Air Mail will steer clear of Washington politics. The newsletter, Mr. Carter said, is “designed to live in a Trump-free world” (he has been an antagonist of the president since the 1980s, when Spy magazine, which Mr. Carter co-founded, branded Mr. Trump a “short-fingered vulgarian”).
In his office at Vanity Fair, Mr. Carter lined one wall with framed copies of the 49 tweets that Mr. Trump had directed at him. (“I always used to say, ‘This is the only wall he’s built,’” Mr. Carter said.)
With yellow-vest protests roiling France, Italian populists threatening an “Italexit” from the European Union, and a Chinese economic slowdown threatening the world economy, he and Ms. Stanley, 63, believe that American readers that are more interested than ever in matters abroad. “Trump has gone so inward, so nationalistic, that readers are rebelling by going more global,” she said by telephone.
Brexit is an obvious example. “To most Americans, Brexit is both an important but confusing story, that unfolds in a different direction every single week,” Mr. Carter said. That is why the duo has commissioned Francis Wheen, from Private Eye, the satirical British news publication, to write a humorous column called This Week in Brexit.
But Air Mail does not seek to compete with, say, Foreign Affairs, the international-relations journal published by the Council on Foreign Relations. “This is not homework,” Ms. Stanley said.
Rather, it should feel like “a calm read for a weekend, where you may stay in bed for two hours,” reading about food, film and football, which is “bigger than Norad and NATO and the United Nations,” Mr. Carter said.
One might fairly expect any publication of his to contain at least a smattering of aristocrats-behaving-badly stories, like the ones Mr. Carter used to find in foreign newspapers to pursue for Vanity Fair. But “there’s not much in the way of high-end scandal in America right now,” he said. “We’re going through a drought of rich people knifing each other, or shooting each other, or cheating each other.”
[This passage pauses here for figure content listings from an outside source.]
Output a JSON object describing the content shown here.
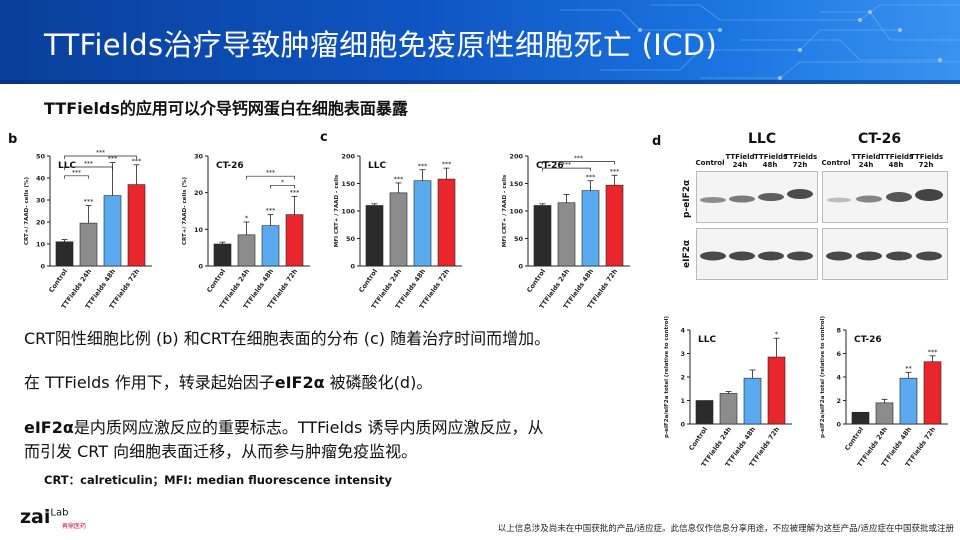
{
  "header": {
    "title": "TTFields治疗导致肿瘤细胞免疫原性细胞死亡 (ICD)",
    "subtitle": "TTFields的应用可以介导钙网蛋白在细胞表面暴露"
  },
  "panels": {
    "b": "b",
    "c": "c",
    "d": "d"
  },
  "body_text": {
    "p1": "CRT阳性细胞比例 (b) 和CRT在细胞表面的分布 (c) 随着治疗时间而增加。",
    "p2_pre": "在 TTFields 作用下，转录起始因子",
    "p2_bold": "eIF2α",
    "p2_post": " 被磷酸化(d)。",
    "p3a_bold": "eIF2α",
    "p3a_rest": "是内质网应激反应的重要标志。TTFields 诱导内质网应激反应，从",
    "p3b": "而引发 CRT 向细胞表面迁移，从而参与肿瘤免疫监视。"
  },
  "footnote": "CRT：calreticulin；MFI: median fluorescence intensity",
  "logo": {
    "main": "zai",
    "lab": "Lab",
    "sub": "再鼎医药"
  },
  "disclaimer": "以上信息涉及尚未在中国获批的产品/适应症。此信息仅作信息分享用途，不应被理解为这些产品/适应症在中国获批或注册",
  "western_blot": {
    "groups": [
      "LLC",
      "CT-26"
    ],
    "lanes": [
      "Control",
      "TTField 24h",
      "TTFields 48h",
      "TTFields 72h"
    ],
    "rows": [
      "p-eIF2α",
      "eIF2α"
    ]
  },
  "colors": {
    "control": "#2b2b2b",
    "h24": "#8c8c8c",
    "h48": "#5aaaf0",
    "h72": "#e8262b"
  },
  "chart_data": [
    {
      "panel": "b",
      "type": "bar",
      "title": "LLC",
      "ylabel": "CRT+/ 7AAD- cells (%)",
      "ylim": [
        0,
        50
      ],
      "ticks": [
        0,
        10,
        20,
        30,
        40,
        50
      ],
      "categories": [
        "Control",
        "TTFields 24h",
        "TTFields 48h",
        "TTFields 72h"
      ],
      "values": [
        11,
        19.5,
        32,
        37
      ],
      "errors": [
        1,
        8,
        15,
        9
      ],
      "stars": [
        "",
        "***",
        "***",
        "***"
      ],
      "brackets": [
        {
          "from": 0,
          "to": 1,
          "y": 41,
          "label": "***"
        },
        {
          "from": 0,
          "to": 2,
          "y": 45,
          "label": "***"
        },
        {
          "from": 0,
          "to": 3,
          "y": 50,
          "label": "***"
        }
      ]
    },
    {
      "panel": "b",
      "type": "bar",
      "title": "CT-26",
      "ylabel": "CRT+/ 7AAD- cells (%)",
      "ylim": [
        0,
        30
      ],
      "ticks": [
        0,
        10,
        20,
        30
      ],
      "categories": [
        "Control",
        "TTFields 24h",
        "TTFields 48h",
        "TTFields 72h"
      ],
      "values": [
        6,
        8.5,
        11,
        14
      ],
      "errors": [
        0.5,
        3.5,
        3,
        5
      ],
      "stars": [
        "",
        "*",
        "***",
        "***"
      ],
      "brackets": [
        {
          "from": 2,
          "to": 3,
          "y": 22,
          "label": "*"
        },
        {
          "from": 1,
          "to": 3,
          "y": 24.5,
          "label": "***"
        }
      ]
    },
    {
      "panel": "c",
      "type": "bar",
      "title": "LLC",
      "ylabel": "MFI CRT+ / 7AAD - cells",
      "ylim": [
        0,
        200
      ],
      "ticks": [
        0,
        50,
        100,
        150,
        200
      ],
      "categories": [
        "Control",
        "TTFields 24h",
        "TTFields 48h",
        "TTFields 72h"
      ],
      "values": [
        110,
        133,
        155,
        158
      ],
      "errors": [
        3,
        18,
        20,
        20
      ],
      "stars": [
        "",
        "***",
        "***",
        "***"
      ],
      "brackets": []
    },
    {
      "panel": "c",
      "type": "bar",
      "title": "CT-26",
      "ylabel": "MFI CRT+ / 7AAD - cells",
      "ylim": [
        0,
        200
      ],
      "ticks": [
        0,
        50,
        100,
        150,
        200
      ],
      "categories": [
        "Control",
        "TTFields 24h",
        "TTFields 48h",
        "TTFields 72h"
      ],
      "values": [
        110,
        115,
        137,
        147
      ],
      "errors": [
        3,
        15,
        18,
        18
      ],
      "stars": [
        "",
        "",
        "***",
        "***"
      ],
      "brackets": [
        {
          "from": 0,
          "to": 2,
          "y": 178,
          "label": "***"
        },
        {
          "from": 0,
          "to": 3,
          "y": 190,
          "label": "***"
        }
      ]
    },
    {
      "panel": "d",
      "type": "bar",
      "title": "LLC",
      "ylabel": "p-eIF2a/eIF2a total (relative to control)",
      "ylim": [
        0,
        4
      ],
      "ticks": [
        0,
        1,
        2,
        3,
        4
      ],
      "categories": [
        "Control",
        "TTFields 24h",
        "TTFields 48h",
        "TTFields 72h"
      ],
      "values": [
        1.0,
        1.3,
        1.95,
        2.85
      ],
      "errors": [
        0,
        0.08,
        0.35,
        0.8
      ],
      "stars": [
        "",
        "",
        "",
        "*"
      ],
      "brackets": []
    },
    {
      "panel": "d",
      "type": "bar",
      "title": "CT-26",
      "ylabel": "p-eIF2a/eIF2a total (relative to control)",
      "ylim": [
        0,
        8
      ],
      "ticks": [
        0,
        2,
        4,
        6,
        8
      ],
      "categories": [
        "Control",
        "TTFields 24h",
        "TTFields 48h",
        "TTFields 72h"
      ],
      "values": [
        1.0,
        1.8,
        3.9,
        5.3
      ],
      "errors": [
        0,
        0.3,
        0.5,
        0.5
      ],
      "stars": [
        "",
        "",
        "**",
        "***"
      ],
      "brackets": []
    }
  ]
}
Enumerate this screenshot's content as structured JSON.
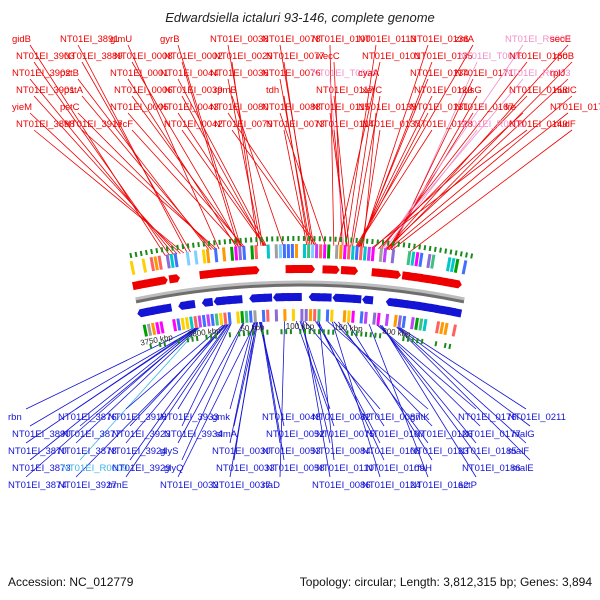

What about the British royal family? “Unless Meghan Markle starts strangling Prince Philip or something,” he said, “I have no interest in them.”
And while Air Mail will sample articles culled from European and Asian publications, it will not be a globetrotter’s Axios, boiling down the latest headlines into easy-to-digest morsels.
“These are fully formed narratives,” Mr. Carter said. “Vanity Fair was in the excellence business, and I want to stay in the excellence business. We’re not after clickbait.”
Media models have undergone scrutiny lately after layoffs at Buzzfeed and HuffPost.
The subscription rate is still under discussion, but will be reasonable, and will, in theory, help Air Mail avoid the revenue shortfalls of media companies that depend solely upon advertising. “You know, if Howard Schultz gave away coffee for free, Starbucks would be the most popular food organization on Earth — for about two weeks,” Mr. Carter said.
Air Mail has also secured backing from James Coulter, a billionaire investor whose private equity firm, TPG, has a stake in Creative Artists Agency and Vice, and whom Mr. Carter knows socially. Each issue is intended to have a single sponsor, ideally a luxury advertiser drawn to an upscale readership.
And if none of those elites end up subscribing to Air Mail, he does not seem like he will be crushed. He recently spent a year in Provence (where he considered buying an English-language bookshop and settling full-time with his wife Anna), completed one chapter of a still-untitled memoir, and is resolute about being done with office towers.
“I never want to have a swipe card again,” he said.